Recovery, Not Maintenance: Why CORE Is Opioid Free


Recovery, Not Maintenance: Why CORE Is Opioid Free

Over the past decade, the treatment of opioid addiction using methadone and buprenorphine has expanded rapidly across America. As overdose deaths surged, particularly with fentanyl saturating illicit drug supplies, policymakers have adopted a clear priority: to keep people alive. In response, treatment strategies increasingly emphasize immediate mortality reduction over longer-term recovery models.

Using opioids to treat individuals addicted to opioids, known as Medication Assisted Treatment, or MAT, has become a multibillion-dollar industry, funded largely by the federal government.

From the perspective of an addict, the appeal of MAT is easy to understand. Prescribed opioids prevent withdrawal, which is terrifying, and eliminate the constant fear of becoming sick. MAT feels safer than street drugs, especially when one bad batch can be fatal. Drug use sanctioned by a physician also carries a sense of legitimacy and allows life to continue without much disruption. For most, the cost of using is covered entirely by government funding.

Not everyone, however, finds this vision satisfying. There are those who want something more than chemical stability. They want to recover.

This group recognizes that drugs have destroyed their lives. They want to be done with substance use entirely. Their desire is freedom without qualification. Freedom from cognitive dulling, emotional flattening, chronic constipation, gut dysfunction, and sexual dysfunction. Freedom from living dose to dose. Freedom from managing, monitoring, or controlling substance use. Their hope is for a life in which opioids are no longer relevant, where there is no compulsion to use and no daily effort to avoid withdrawal. They are not interested in replacing one opioid with another. They want complete liberation.

In southwest Missouri, the treatment landscape is becoming increasingly crowded with MAT providers. Government funding is frequently conditioned on a favorable disposition toward these prescription opioids.

For individuals seeking freedom, there is CORE. CORE offers the evidence-based Twelve Step model recognized by medical authorities as one of the most effective approaches to achieving sustained abstinence, performing as well as or better than other established treatment models.

Because CORE is committed to an evidence-based approach to treatment, we are sometimes asked why our program is still opioid free. Our answer is simple: we are a recovery program. Our work is not limited to harm reduction, which is already well represented by programs that dispense and accommodate opioids. While harm reduction focuses on minimizing damage, recovery goes further. Recovery is about transformation and new life.

There is no freedom in continued drug dependence. Under MAT, a person’s life still revolves around opioids. Decisions are still made about dosing, timing, and access.

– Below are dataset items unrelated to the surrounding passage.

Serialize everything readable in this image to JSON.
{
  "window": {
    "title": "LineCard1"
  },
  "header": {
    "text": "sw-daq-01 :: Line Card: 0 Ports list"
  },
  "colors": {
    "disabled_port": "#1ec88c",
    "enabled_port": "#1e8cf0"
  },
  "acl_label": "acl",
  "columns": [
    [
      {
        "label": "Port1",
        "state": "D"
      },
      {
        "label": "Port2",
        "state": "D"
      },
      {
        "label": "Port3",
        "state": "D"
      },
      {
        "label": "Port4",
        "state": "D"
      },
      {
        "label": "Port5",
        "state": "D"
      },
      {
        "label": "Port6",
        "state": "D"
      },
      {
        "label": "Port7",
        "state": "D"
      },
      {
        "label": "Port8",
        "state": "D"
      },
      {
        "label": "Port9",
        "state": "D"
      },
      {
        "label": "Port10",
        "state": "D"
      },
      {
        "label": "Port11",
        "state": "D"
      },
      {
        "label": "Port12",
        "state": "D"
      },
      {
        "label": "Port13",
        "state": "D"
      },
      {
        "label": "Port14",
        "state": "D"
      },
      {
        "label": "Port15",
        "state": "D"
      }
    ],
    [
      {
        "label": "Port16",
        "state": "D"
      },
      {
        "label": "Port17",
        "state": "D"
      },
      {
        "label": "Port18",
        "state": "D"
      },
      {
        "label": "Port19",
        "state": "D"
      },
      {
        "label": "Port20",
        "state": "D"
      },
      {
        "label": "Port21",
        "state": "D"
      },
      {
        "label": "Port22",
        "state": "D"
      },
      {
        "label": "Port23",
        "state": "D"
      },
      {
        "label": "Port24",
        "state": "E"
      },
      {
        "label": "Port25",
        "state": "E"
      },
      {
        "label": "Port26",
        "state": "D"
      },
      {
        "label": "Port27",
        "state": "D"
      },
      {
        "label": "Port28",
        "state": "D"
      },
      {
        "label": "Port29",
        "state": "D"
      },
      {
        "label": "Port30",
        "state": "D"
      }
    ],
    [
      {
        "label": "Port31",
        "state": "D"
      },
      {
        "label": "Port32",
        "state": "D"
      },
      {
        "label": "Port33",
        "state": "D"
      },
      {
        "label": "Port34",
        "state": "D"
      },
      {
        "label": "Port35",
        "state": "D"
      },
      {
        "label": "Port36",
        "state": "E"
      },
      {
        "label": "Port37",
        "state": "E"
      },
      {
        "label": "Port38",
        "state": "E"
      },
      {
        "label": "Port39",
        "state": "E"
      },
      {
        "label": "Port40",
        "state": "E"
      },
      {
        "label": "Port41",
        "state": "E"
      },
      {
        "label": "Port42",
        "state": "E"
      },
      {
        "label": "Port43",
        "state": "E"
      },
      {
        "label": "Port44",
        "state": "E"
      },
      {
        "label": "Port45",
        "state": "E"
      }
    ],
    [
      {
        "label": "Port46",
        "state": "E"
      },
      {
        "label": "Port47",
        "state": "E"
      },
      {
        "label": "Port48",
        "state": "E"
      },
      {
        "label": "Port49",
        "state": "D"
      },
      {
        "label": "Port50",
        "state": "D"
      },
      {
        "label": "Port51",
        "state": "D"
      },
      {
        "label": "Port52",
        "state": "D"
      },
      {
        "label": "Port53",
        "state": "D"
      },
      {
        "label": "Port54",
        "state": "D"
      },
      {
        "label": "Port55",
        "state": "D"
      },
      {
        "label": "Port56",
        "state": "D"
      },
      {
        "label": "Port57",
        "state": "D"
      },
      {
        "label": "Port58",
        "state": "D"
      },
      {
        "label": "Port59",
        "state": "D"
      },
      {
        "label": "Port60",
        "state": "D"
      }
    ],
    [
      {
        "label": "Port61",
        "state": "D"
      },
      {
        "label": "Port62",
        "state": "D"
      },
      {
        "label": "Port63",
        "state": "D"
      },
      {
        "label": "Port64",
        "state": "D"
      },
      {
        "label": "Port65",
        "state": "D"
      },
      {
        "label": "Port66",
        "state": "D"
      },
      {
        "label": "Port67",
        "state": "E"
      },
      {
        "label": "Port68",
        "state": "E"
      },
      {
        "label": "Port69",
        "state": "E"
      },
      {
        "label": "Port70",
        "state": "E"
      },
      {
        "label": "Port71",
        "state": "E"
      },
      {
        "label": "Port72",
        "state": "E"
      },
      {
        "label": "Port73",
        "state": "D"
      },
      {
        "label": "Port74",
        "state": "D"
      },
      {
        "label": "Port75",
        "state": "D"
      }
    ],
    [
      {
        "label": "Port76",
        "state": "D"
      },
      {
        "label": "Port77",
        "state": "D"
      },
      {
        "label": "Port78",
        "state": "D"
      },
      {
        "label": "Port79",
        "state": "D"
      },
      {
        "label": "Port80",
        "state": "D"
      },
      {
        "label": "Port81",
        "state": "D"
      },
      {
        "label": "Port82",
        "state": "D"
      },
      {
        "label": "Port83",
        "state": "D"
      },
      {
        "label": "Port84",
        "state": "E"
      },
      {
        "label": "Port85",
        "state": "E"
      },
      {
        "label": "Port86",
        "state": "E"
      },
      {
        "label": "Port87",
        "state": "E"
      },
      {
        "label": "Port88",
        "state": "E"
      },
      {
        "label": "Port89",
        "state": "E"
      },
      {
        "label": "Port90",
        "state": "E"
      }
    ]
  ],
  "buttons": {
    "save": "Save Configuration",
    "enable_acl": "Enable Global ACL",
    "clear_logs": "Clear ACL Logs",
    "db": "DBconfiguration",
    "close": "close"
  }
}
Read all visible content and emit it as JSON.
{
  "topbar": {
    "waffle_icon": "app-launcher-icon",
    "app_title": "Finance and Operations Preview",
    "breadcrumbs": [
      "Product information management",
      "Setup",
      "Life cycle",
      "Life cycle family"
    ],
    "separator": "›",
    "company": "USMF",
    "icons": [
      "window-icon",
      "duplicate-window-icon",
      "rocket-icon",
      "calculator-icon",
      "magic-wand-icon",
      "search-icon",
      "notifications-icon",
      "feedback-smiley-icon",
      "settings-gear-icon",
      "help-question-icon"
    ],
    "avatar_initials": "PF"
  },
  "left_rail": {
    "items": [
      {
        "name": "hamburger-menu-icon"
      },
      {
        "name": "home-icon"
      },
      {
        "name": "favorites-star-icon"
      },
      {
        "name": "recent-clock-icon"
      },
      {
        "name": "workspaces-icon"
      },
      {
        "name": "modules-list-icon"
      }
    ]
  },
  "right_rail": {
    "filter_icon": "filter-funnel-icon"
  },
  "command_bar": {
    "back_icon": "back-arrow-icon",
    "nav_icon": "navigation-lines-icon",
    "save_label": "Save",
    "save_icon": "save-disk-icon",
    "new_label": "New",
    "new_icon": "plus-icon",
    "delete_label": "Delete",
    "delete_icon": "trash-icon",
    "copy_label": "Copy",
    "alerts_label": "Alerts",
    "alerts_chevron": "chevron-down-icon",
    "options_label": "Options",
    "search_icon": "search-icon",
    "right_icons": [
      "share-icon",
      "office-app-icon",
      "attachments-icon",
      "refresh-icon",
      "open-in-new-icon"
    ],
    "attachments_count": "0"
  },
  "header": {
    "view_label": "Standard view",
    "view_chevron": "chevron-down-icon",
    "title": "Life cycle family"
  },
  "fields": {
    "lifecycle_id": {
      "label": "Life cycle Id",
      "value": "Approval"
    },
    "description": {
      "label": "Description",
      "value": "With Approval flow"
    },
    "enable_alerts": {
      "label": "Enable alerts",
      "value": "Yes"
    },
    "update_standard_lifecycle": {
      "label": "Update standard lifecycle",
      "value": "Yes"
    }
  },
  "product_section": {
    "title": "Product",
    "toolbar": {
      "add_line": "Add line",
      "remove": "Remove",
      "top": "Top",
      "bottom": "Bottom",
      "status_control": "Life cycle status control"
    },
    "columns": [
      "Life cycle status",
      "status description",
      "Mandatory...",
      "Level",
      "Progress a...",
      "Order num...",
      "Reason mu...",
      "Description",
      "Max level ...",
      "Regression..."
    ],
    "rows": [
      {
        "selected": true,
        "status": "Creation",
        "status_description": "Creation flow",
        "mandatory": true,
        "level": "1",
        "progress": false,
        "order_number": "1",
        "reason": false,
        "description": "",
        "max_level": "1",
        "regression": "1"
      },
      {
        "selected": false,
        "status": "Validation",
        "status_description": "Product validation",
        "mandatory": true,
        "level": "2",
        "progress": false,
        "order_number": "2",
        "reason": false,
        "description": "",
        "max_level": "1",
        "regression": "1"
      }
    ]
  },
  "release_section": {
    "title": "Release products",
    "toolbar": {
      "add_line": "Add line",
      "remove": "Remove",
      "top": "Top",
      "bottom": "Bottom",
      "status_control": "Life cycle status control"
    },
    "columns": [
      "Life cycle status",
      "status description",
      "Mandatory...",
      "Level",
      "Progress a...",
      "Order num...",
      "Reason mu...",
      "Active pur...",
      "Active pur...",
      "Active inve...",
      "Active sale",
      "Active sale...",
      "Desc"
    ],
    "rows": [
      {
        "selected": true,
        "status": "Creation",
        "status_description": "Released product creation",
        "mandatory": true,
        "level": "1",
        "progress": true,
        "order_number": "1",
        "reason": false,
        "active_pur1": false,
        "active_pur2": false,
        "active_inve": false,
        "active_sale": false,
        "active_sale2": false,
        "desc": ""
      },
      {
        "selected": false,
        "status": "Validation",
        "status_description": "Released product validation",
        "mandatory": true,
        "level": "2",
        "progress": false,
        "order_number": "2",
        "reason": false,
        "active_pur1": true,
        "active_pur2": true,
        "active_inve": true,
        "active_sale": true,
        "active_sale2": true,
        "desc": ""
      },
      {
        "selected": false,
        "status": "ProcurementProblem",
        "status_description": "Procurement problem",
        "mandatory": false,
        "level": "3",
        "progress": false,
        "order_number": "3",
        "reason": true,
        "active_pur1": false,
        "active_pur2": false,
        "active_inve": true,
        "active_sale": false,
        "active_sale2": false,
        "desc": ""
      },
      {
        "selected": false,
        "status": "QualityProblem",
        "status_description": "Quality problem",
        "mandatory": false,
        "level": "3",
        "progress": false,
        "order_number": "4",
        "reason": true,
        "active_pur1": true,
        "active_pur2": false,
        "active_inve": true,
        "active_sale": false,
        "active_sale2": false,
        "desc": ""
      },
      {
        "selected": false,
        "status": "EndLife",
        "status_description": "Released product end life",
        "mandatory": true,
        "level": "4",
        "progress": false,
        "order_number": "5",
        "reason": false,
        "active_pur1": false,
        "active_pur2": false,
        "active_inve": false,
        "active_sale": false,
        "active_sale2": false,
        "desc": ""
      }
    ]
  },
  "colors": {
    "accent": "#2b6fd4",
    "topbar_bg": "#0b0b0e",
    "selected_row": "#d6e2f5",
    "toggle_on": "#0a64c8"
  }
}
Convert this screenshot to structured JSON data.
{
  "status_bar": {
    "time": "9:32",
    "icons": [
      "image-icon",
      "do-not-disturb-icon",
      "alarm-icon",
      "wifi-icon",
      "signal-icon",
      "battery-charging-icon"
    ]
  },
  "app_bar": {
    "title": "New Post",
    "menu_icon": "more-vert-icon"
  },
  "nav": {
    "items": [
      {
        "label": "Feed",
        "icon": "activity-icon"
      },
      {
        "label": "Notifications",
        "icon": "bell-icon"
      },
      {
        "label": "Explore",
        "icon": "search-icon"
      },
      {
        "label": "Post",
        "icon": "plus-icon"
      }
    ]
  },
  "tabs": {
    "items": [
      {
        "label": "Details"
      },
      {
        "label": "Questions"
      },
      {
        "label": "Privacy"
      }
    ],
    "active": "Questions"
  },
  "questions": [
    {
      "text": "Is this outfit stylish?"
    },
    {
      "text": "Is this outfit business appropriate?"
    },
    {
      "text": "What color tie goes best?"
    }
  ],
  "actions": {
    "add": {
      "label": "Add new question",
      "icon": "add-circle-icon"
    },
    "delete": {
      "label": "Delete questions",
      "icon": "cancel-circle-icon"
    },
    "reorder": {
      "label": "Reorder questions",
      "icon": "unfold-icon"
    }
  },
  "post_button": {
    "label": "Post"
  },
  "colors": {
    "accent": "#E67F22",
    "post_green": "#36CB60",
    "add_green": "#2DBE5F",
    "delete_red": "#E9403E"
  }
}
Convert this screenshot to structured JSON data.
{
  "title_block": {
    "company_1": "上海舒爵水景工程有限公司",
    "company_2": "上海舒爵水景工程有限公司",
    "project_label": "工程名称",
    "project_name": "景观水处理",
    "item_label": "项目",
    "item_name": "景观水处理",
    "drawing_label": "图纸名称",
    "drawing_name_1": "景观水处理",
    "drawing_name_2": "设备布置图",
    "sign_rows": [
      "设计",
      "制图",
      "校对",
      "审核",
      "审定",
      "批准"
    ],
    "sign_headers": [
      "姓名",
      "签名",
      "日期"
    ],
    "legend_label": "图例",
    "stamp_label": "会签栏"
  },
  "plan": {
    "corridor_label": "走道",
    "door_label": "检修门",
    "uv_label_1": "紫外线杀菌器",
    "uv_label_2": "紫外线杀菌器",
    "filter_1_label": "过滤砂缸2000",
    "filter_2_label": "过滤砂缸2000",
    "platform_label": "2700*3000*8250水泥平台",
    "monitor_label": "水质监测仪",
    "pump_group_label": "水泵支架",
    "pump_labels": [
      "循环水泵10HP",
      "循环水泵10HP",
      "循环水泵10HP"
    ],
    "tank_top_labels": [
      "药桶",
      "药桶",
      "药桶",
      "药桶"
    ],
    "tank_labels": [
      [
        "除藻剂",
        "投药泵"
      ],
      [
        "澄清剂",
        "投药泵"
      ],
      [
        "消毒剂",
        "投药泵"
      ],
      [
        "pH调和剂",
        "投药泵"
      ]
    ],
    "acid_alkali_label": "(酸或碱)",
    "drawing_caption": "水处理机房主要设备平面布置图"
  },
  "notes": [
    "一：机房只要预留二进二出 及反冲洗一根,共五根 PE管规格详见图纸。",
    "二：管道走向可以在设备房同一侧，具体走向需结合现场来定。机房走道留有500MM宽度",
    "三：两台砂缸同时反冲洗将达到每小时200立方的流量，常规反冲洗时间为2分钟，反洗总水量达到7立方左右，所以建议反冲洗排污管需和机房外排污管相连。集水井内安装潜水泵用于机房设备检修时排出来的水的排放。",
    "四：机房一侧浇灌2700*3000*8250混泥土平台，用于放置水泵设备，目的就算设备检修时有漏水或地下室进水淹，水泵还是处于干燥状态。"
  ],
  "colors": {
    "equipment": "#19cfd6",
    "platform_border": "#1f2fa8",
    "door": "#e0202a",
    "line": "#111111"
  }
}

Legal opioids become the solution to illicit ones. The delivery system may change, but the relationship with drugs does not. The obsession has not been lifted. A chemical is still required to make life tolerable.

Contrast this with CORE, where recovery is real and clients are oriented toward the life they are meant for. Our clients learn to live without any chemical mediation or crutches, making our aim fundamentally different from MAT programs. CORE offers hope grounded in the reality that people do recover, unmedicated, unmanaged, and unafraid. They are no longer chained to drugs.

CORE offers liberation, where clients learn to live happy, joyous, and free without symptom control, risk mitigation, managed dependency, or chemically assisted stability. Recovery means freedom without asterisks. It is peace that does not come from sedation, hope that does not require an opioid prescription, and joy that does not disappear when the supply runs out.

A recovered individual has no need for chemical management. He wakes each morning without a baseline drug requirement. His emotions rise and fall naturally. Joy, grief, excitement, and boredom are all felt as they come. Life is no longer planned around a substance or tethered to a prescriber. There is freedom, and with it, the real world, full of possibility.

CORE is proud to continue its tradition as a recovery program, which remains the only viable approach to attaining an emotionally mature, fully realized life. Knowing freedom ourselves, we cannot in good faith offer a program that revolves around daily opioids. We have experienced the lifting of the obsession, unmediated emotional lives, unqualified peace, and the ability to face each day without substances. Having been blessed with this miracle of recovery ourselves, we will not present anything less to clients looking for real help. Our staff knows all too well the shortcomings of being caged in chemical dependency. We will not romanticize cages in order to obtain government funding.

We recognize that individuals arrive at different points of readiness and with different needs. For some, MAT serves that purpose. We do not seek to prescribe treatment approaches for everyone. CORE exists to provide recovery to those want to live without chemical management, and we are honored to fulfill this role.